Natürlich gibt es immer noch viele Filme, in der Väter ausschließlich durch Abwesenheit glänzen. Meist sind diese Filme im White-Trash-Milieu angesiedelt, z.B. in „The Florida Project“ oder „Hillbilly Elegy“, in denen überforderte Mütter ihre Kinder mehr schlecht als recht alleine durchbringen müssen. Der überpräsente Vater scheint eher ein Mittelklassenphänomen aus den amerikanischen Vorstädten zu sein.

 

Am anderen Ende der Klassenskala steht Professor Perlman (Michael Stuhlbarg) aus „Call Me by Your Name“ (2017). Der wohlhabende, weltoffene Archäologe lässt seinem Sohn Elio (Timothée Chalamet) im Italienurlaub genug Freiheit, mit seinem Studenten Oliver (Armie Hammer) anzubandeln.
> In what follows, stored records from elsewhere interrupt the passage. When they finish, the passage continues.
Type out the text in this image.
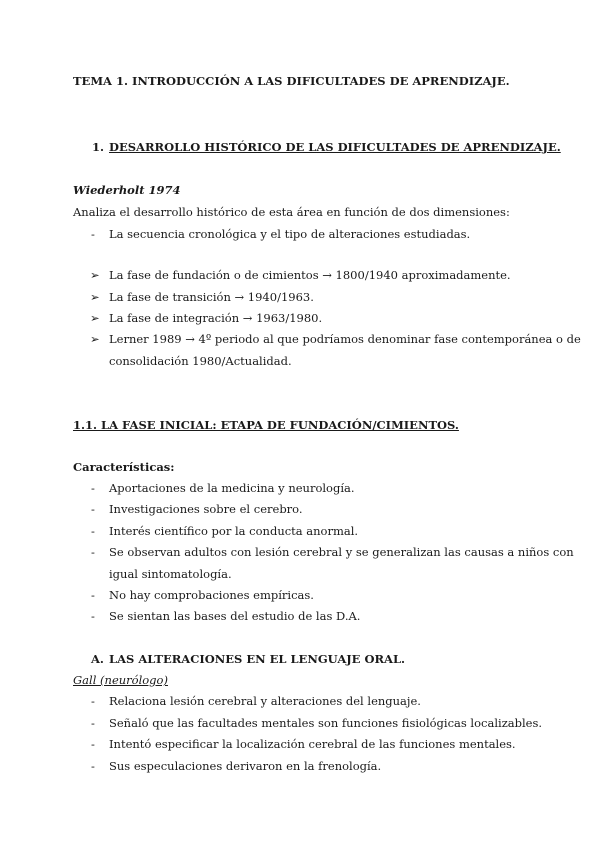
TEMA 1. INTRODUCCIÓN A LAS DIFICULTADES DE APRENDIZAJE.
1. DESARROLLO HISTÓRICO DE LAS DIFICULTADES DE APRENDIZAJE.
Wiederholt 1974
Analiza el desarrollo histórico de esta área en función de dos dimensiones:
- La secuencia cronológica y el tipo de alteraciones estudiadas.
➢ La fase de fundación o de cimientos → 1800/1940 aproximadamente.
➢ La fase de transición → 1940/1963.
➢ La fase de integración → 1963/1980.
➢ Lerner 1989 → 4º periodo al que podríamos denominar fase contemporánea o de
consolidación 1980/Actualidad.
1.1. LA FASE INICIAL: ETAPA DE FUNDACIÓN/CIMIENTOS.
Características:
- Aportaciones de la medicina y neurología.
- Investigaciones sobre el cerebro.
- Interés científico por la conducta anormal.
- Se observan adultos con lesión cerebral y se generalizan las causas a niños con
igual sintomatología.
- No hay comprobaciones empíricas.
- Se sientan las bases del estudio de las D.A.
A. LAS ALTERACIONES EN EL LENGUAJE ORAL.
Gall (neurólogo)
- Relaciona lesión cerebral y alteraciones del lenguaje.
- Señaló que las facultades mentales son funciones fisiológicas localizables.
- Intentó especificar la localización cerebral de las funciones mentales.
- Sus especulaciones derivaron en la frenología.
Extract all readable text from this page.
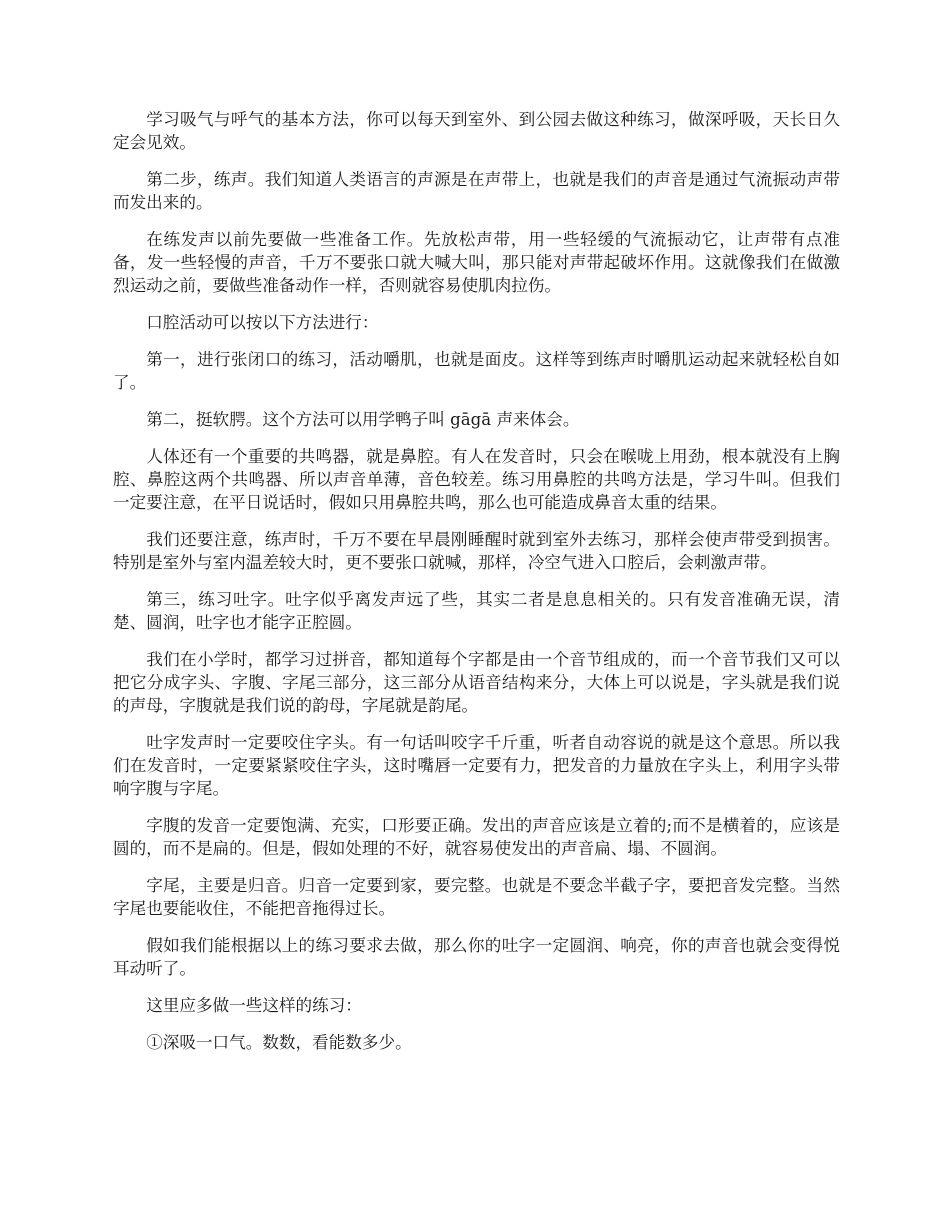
学习吸气与呼气的基本方法，你可以每天到室外、到公园去做这种练习，做深呼吸，天长日久定会见效。

第二步，练声。我们知道人类语言的声源是在声带上，也就是我们的声音是通过气流振动声带而发出来的。

在练发声以前先要做一些准备工作。先放松声带，用一些轻缓的气流振动它，让声带有点准备，发一些轻慢的声音，千万不要张口就大喊大叫，那只能对声带起破坏作用。这就像我们在做激烈运动之前，要做些准备动作一样，否则就容易使肌肉拉伤。

口腔活动可以按以下方法进行：

第一，进行张闭口的练习，活动嚼肌，也就是面皮。这样等到练声时嚼肌运动起来就轻松自如了。

第二，挺软腭。这个方法可以用学鸭子叫 gāgā 声来体会。

人体还有一个重要的共鸣器，就是鼻腔。有人在发音时，只会在喉咙上用劲，根本就没有上胸腔、鼻腔这两个共鸣器、所以声音单薄，音色较差。练习用鼻腔的共鸣方法是，学习牛叫。但我们一定要注意，在平日说话时，假如只用鼻腔共鸣，那么也可能造成鼻音太重的结果。

我们还要注意，练声时，千万不要在早晨刚睡醒时就到室外去练习，那样会使声带受到损害。特别是室外与室内温差较大时，更不要张口就喊，那样，冷空气进入口腔后，会刺激声带。

第三，练习吐字。吐字似乎离发声远了些，其实二者是息息相关的。只有发音准确无误，清楚、圆润，吐字也才能字正腔圆。

我们在小学时，都学习过拼音，都知道每个字都是由一个音节组成的，而一个音节我们又可以把它分成字头、字腹、字尾三部分，这三部分从语音结构来分，大体上可以说是，字头就是我们说的声母，字腹就是我们说的韵母，字尾就是韵尾。

吐字发声时一定要咬住字头。有一句话叫咬字千斤重，听者自动容说的就是这个意思。所以我们在发音时，一定要紧紧咬住字头，这时嘴唇一定要有力，把发音的力量放在字头上，利用字头带响字腹与字尾。

字腹的发音一定要饱满、充实，口形要正确。发出的声音应该是立着的;而不是横着的，应该是圆的，而不是扁的。但是，假如处理的不好，就容易使发出的声音扁、塌、不圆润。

字尾，主要是归音。归音一定要到家，要完整。也就是不要念半截子字，要把音发完整。当然字尾也要能收住，不能把音拖得过长。

假如我们能根据以上的练习要求去做，那么你的吐字一定圆润、响亮，你的声音也就会变得悦耳动听了。

这里应多做一些这样的练习：

①深吸一口气。数数，看能数多少。
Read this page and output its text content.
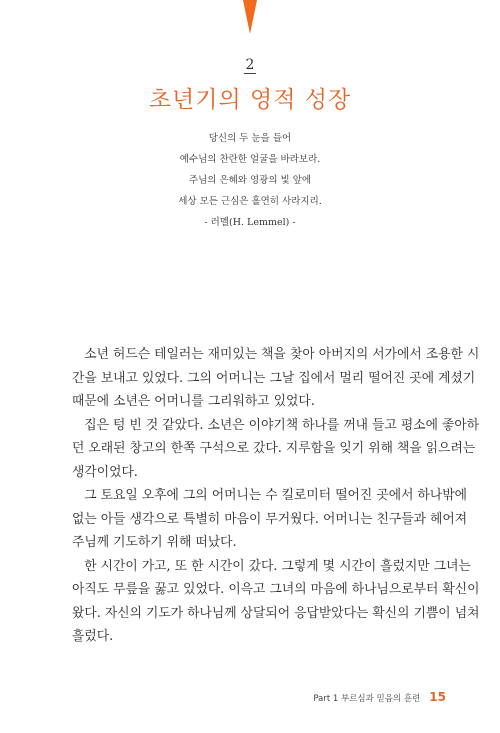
2
초년기의 영적 성장
당신의 두 눈을 들어
예수님의 찬란한 얼굴을 바라보라.
주님의 은혜와 영광의 빛 앞에
세상 모든 근심은 홀연히 사라지리.
- 러멜(H. Lemmel) -
소년 허드슨 테일러는 재미있는 책을 찾아 아버지의 서가에서 조용한 시
간을 보내고 있었다. 그의 어머니는 그날 집에서 멀리 떨어진 곳에 계셨기
때문에 소년은 어머니를 그리워하고 있었다.
집은 텅 빈 것 같았다. 소년은 이야기책 하나를 꺼내 들고 평소에 좋아하
던 오래된 창고의 한쪽 구석으로 갔다. 지루함을 잊기 위해 책을 읽으려는
생각이었다.
그 토요일 오후에 그의 어머니는 수 킬로미터 떨어진 곳에서 하나밖에
없는 아들 생각으로 특별히 마음이 무거웠다. 어머니는 친구들과 헤어져
주님께 기도하기 위해 떠났다.
한 시간이 가고, 또 한 시간이 갔다. 그렇게 몇 시간이 흘렀지만 그녀는
아직도 무릎을 꿇고 있었다. 이윽고 그녀의 마음에 하나님으로부터 확신이
왔다. 자신의 기도가 하나님께 상달되어 응답받았다는 확신의 기쁨이 넘쳐
흘렀다.
Part 1 부르심과 믿음의 훈련 15
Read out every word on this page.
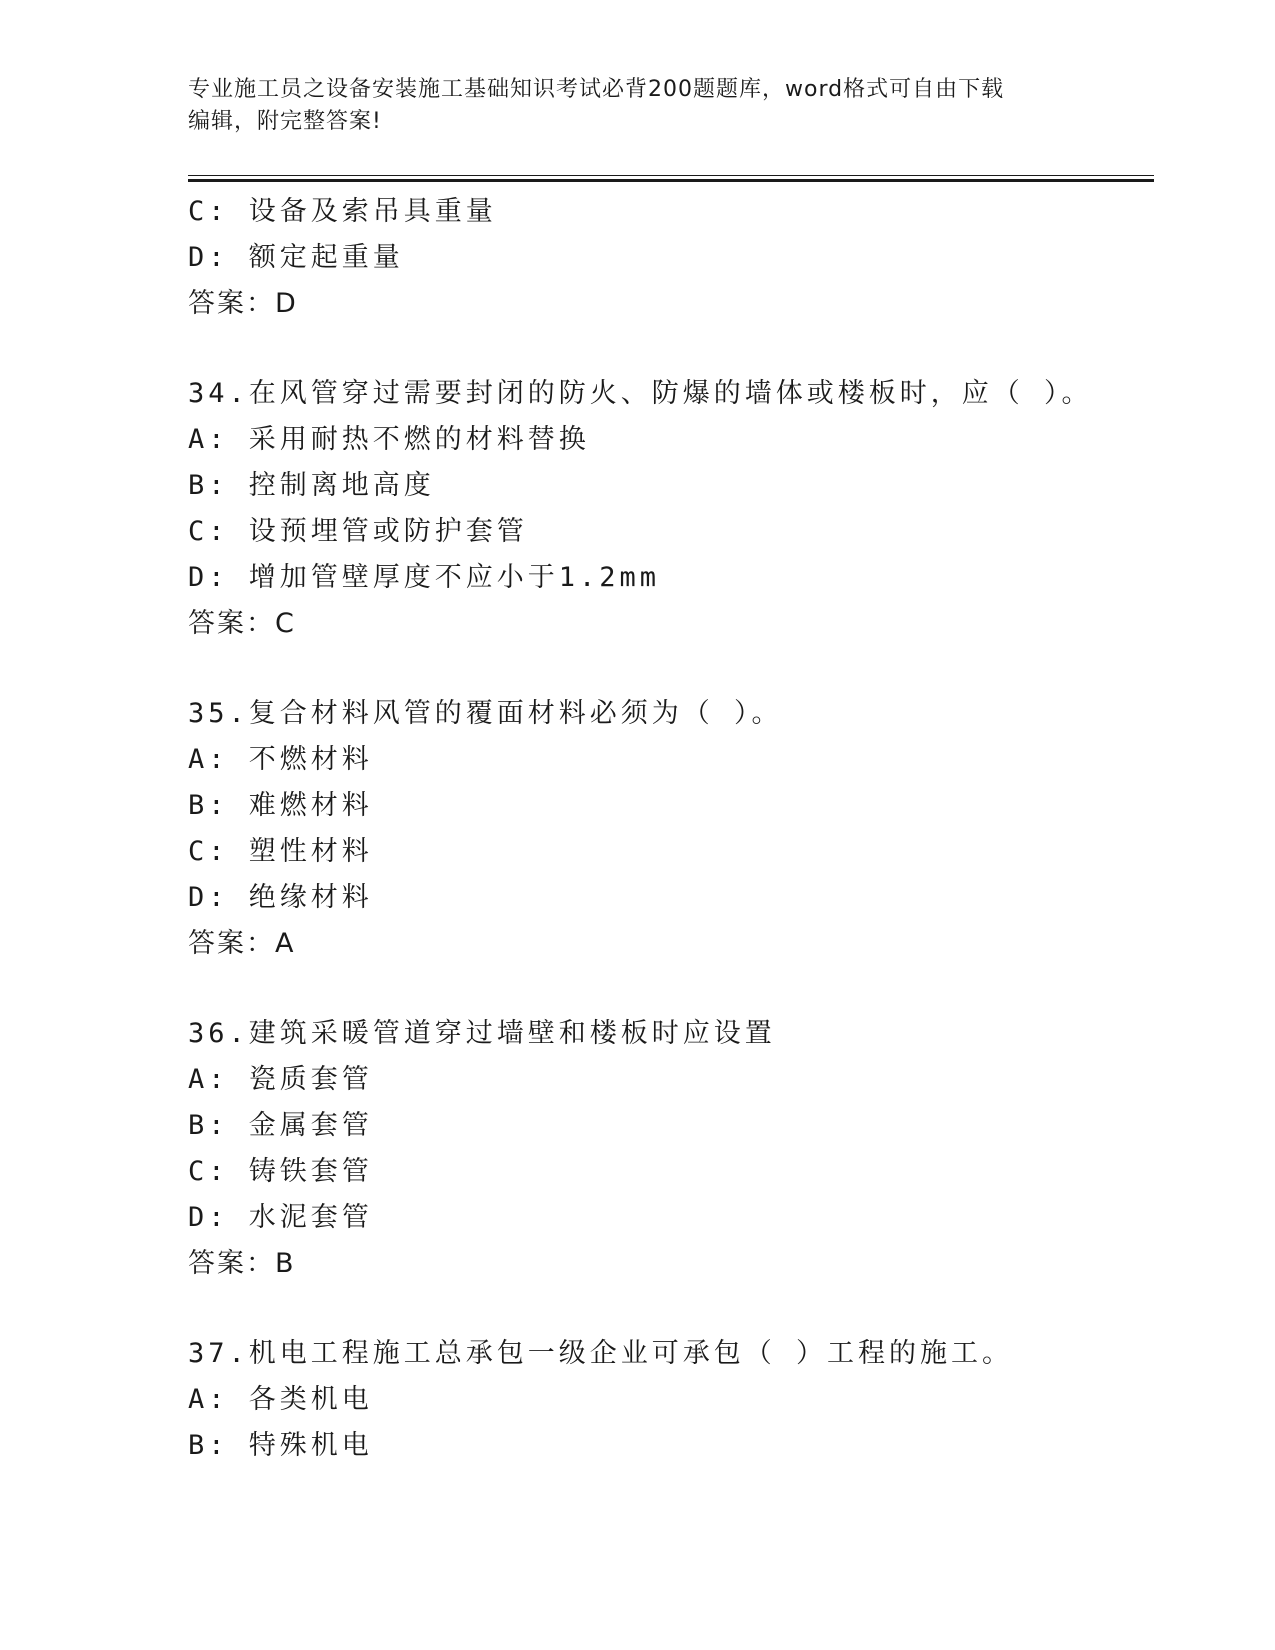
专业施工员之设备安装施工基础知识考试必背200题题库，word格式可自由下载
编辑，附完整答案!
C: 设备及索吊具重量
D: 额定起重量
答案：D
34.在风管穿过需要封闭的防火、防爆的墙体或楼板时，应（ ）。
A: 采用耐热不燃的材料替换
B: 控制离地高度
C: 设预埋管或防护套管
D: 增加管壁厚度不应小于1.2mm
答案：C
35.复合材料风管的覆面材料必须为（ ）。
A: 不燃材料
B: 难燃材料
C: 塑性材料
D: 绝缘材料
答案：A
36.建筑采暖管道穿过墙壁和楼板时应设置
A: 瓷质套管
B: 金属套管
C: 铸铁套管
D: 水泥套管
答案：B
37.机电工程施工总承包一级企业可承包（ ）工程的施工。
A: 各类机电
B: 特殊机电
Als die Sommerliebe aber in die Brüche geht, ist er mit einem verständnisvollen, nicht-moralisierenden Gespräch zur Stelle.

 

Auch der Vater in „Eight Grade“ wächst am Ende über sich heraus. Bei einem Lagerfeuergespräch macht er seiner Tochter Mut, indem er ihr erzählt, dass er sie nie erziehen musste, weil sie von selber immer tapfer und selbstlos. Er bewundert eher die Tochter, als das er von ihr Respekt einfordert. Auch das ein neues Phänomen, das aber wohl eher auf die Mittelschicht beschränkt ist.